2 minute read

Architettura a tappeto

Per chi ha già visto in apertura l’edizione 2023 della immarcescibile kermesse veneziana della Biennale di Architettura, ma anche per chi se la godrà nell’afa agostana o in versione decadente all’arrivo delle brume autunnali, non può mancare una riflessione che, al di là dei soliti lamenti – ma quelle prima erano meglio! – sappia fare tesoro della congerie di stimoli e sollecitazioni che ne derivano, nel bene e nel male. Del resto, ognuno riconosce il poco che è suo, sorvolando sul molto che non ha avuto o non avrà, o che non comprende: è la versione benevola di ciò che viene definito cherry picking Con questa consapevolezza, il rituale della riscoperta dei magici spazi dell’Arsenale o della quiete infranta dei Giardini – c’è chi ama partire da da una parte e chi dall’altra, per consolidato rituale – si compie a questo giro in un’atmosfera quasi soft: sarà la voluta laconicità di molti allestimenti improntati a un risparmio di risorse esibito come manifesto – sacrosanto, ma tendente a scivolare nel pauperismo –, o saranno le grandi quantità di superfici tessili, di tessuti e tappeti e feltri, di fili e trame e fibre intrecciate, tutto molto colorato ed etnico e decorativo, che vogliono parlare in senso molto generico di quella negritudine posta alla base dell’intero progetto curatoriale.

Advertisement

Di Biennali con architetti tutti “neri” se ne erano già viste tante: ma era il total look da architetto-vestitoda-architetto, per l’appunto, a dare questa dominate un po’ funerea. Stavolta invece il mood cromatico, al di là del colore della pelle che effettivamente tende all’abbronzato (come infaustamente potrebbe dire qualcuno) è decisamente acceso e vivace. Lo sono anche molte delle installazioni, accanto ad altre decisamente più terra terra, in senso letterale: ovvero fatte di accumuli di materia, di cataste di elementi di recupero, di trovarobato tra il pop e il folk, tutto comunque grazioso e interessante. Ma installazioni, appunto.

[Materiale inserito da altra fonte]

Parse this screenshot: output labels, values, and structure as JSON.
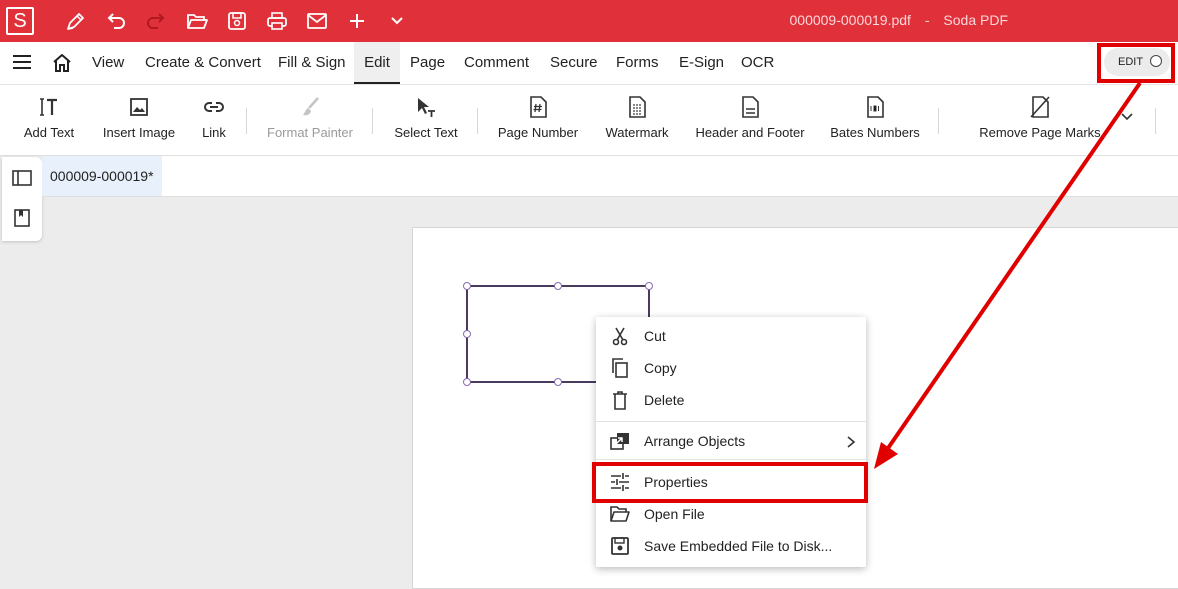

Non è una novità di questa edizione, ma lo vediamo in maniera sempre più estrema: l’aspettativa di vedere esposti bei progetti di architettura alla Biennale di Architettura pare diventata un’eresia. E non solo: per precisa scelta della curatrice Lesley Lokko, è stato bannato in questa occasione anche l’uso del termine architetto, nelle sue varie declinazioni, sostituito da quello un po’ opportunista di pratictioner. Pratictioner a chi? Sembra davvero che il buon senso sia finito al tappeto.

La traduzione di questo termine rimane in bilico tra “professionista”, soprattutto in termini medici, e “praticante”. Per chi predica la cura degli spazi potrebbe essere anche appropriato: ma ce lo immaginiamo un fantomatico Ordine dei Praticanti e Praticoni?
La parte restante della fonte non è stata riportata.